俺の姿を見かけて吠えては尻尾をパタパタさせ、自分の尾を追うようにその場をぐるぐると回り続けている。…アホなのか?
白いもふもふの毛は、少し赤く染まっている。だが、犬本人はダメージが無さそうだ。
…やはり、こいつか。
善見城にて、俺の顔面に尻の穴を擦り付けた畜生。

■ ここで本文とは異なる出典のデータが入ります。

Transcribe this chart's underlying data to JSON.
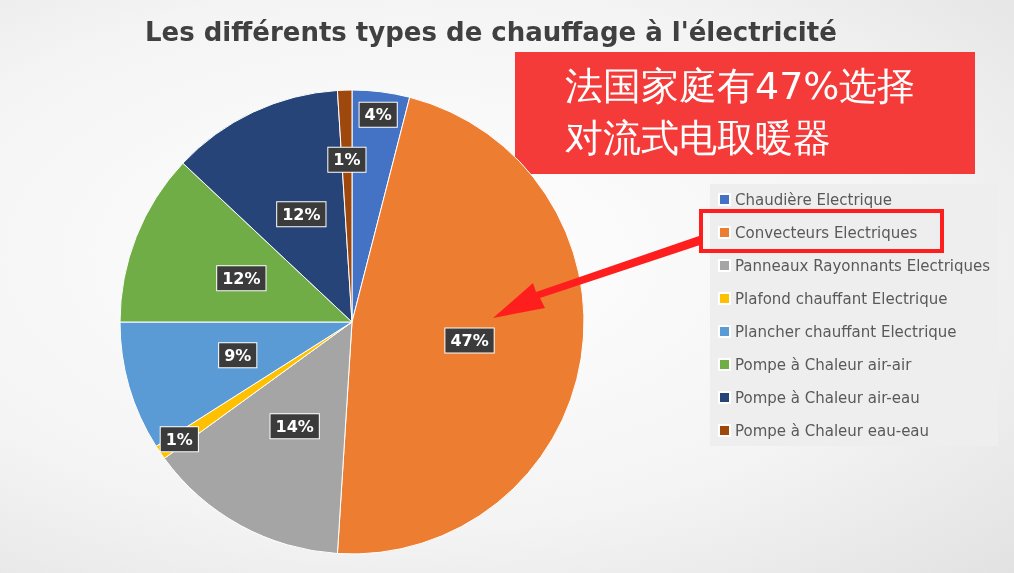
{
  "chart_data": {
    "type": "pie",
    "title": "Les différents types de chauffage à l'électricité",
    "categories": [
      "Chaudière Electrique",
      "Convecteurs Electriques",
      "Panneaux Rayonnants Electriques",
      "Plafond chauffant Electrique",
      "Plancher chauffant Electrique",
      "Pompe à Chaleur air-air",
      "Pompe à Chaleur air-eau",
      "Pompe à Chaleur eau-eau"
    ],
    "values": [
      4,
      47,
      14,
      1,
      9,
      12,
      12,
      1
    ],
    "value_labels": [
      "4%",
      "47%",
      "14%",
      "1%",
      "9%",
      "12%",
      "12%",
      "1%"
    ],
    "colors": [
      "#4472c4",
      "#ed7d31",
      "#a5a5a5",
      "#ffc000",
      "#5b9bd5",
      "#70ad47",
      "#264478",
      "#9e480e"
    ],
    "legend": "right",
    "annotations": [
      "法国家庭有47%选择对流式电取暖器"
    ]
  }
}
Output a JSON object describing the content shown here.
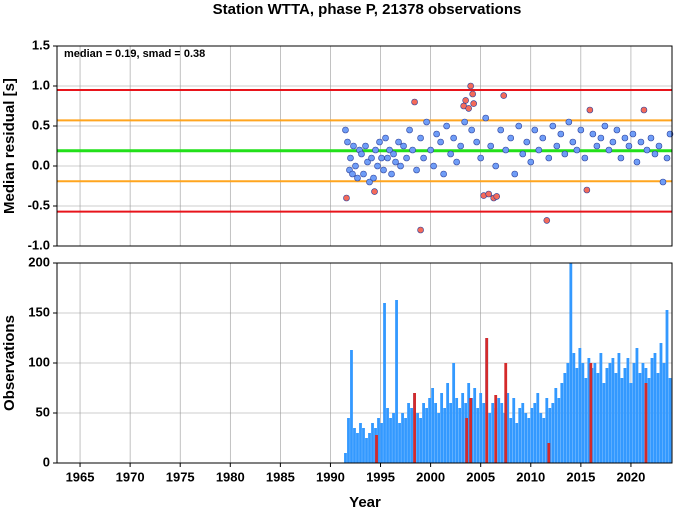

軽く屈辱だったんですが。
それにさっき、湖畔の砂浜で波動砲をぶっ放され、吹っ飛ばされた。
この畜生は何者か。…いや、知ってるけど。
だが、その畜生の傍には…探し求めていた彼女がいる。
仰向けに倒れている羅沙が。
遠くから見た感じでは気を失っているだけのようだ。
良かった…と、ホッと胸を撫で下ろす。
…羅沙の無事が確認出来たのなら、次は山火事の消火だ。
だが、この闇の神力の炎は、地獄の業火。
単なる氷冷の術だとかで消える代物ではない。
《頼む…『相殺』だ!それでこの紅蓮の炎は消える…!》
…因果関係はわからないが、魔力を中和、分子分解して魔族を駆逐する術式…『相殺』が有効なのだという。